This post applies to the 5% of dross European startups who think the grass is
greener in San Francisco.

------
Archio
> You probably haven’t gone to Stanford and MIT.

Queue out X% of startup people in the United States. You know one common
quality of great entrepreneurs? They're really good at getting into and paying
for elite colleges with sub-10% acceptance rates.

In fact, why doesn't everyone who hasn't gone to Stanford or MIT just smack
themselves in the head, abandon their startups, and apply for low-level
janitorial positions. Clearly they weren't born intelligent and able to start
a startup, otherwise they would have gone to Stanford and MIT where all smart
startup people are able to go when they turn 18.

------
hugofirth
> You probably haven’t gone to Stanford and MIT

Oh dear ...

I understand that this was the author's honest appraisal of the thought
processes of potential investors within the SF bay area community. I also
understand that it is probably a true reflection of investor attitude. Lastly
I understand that the sentiment behind it is total c __p - with about as much
foundation in the truth as a bouncy castle has in rock and mortar.

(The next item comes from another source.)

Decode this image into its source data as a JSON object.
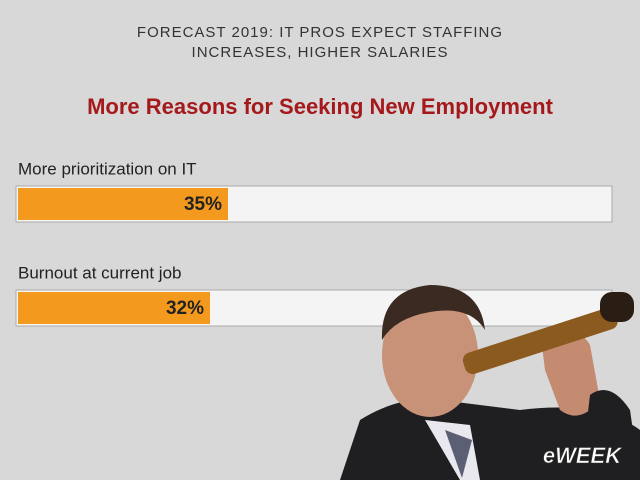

Whether merely perceived or actual, the astonishing arrogance of some
Americans is hurting their image.

------
xSwag
Any statistics on what % of successful YC candidates that went to Ivy League
schools? I'm going to assume there is a bias that people who go to prestigious
Ivy are more likely to apply to prestigious programs like YC so probably a
high percentage.

------
mansigandhi
I think holds for founders from all countries outside of the US.

------
noloqy
Haha I barely started reading the article and I already trip over this
sentence in one of the first paragraphs: "I believe I now have a statistically
significant pool of data and experiences to analyze". Clearly somebody
misunderstood something. Perhaps it is time we stop using terms we don't
understand.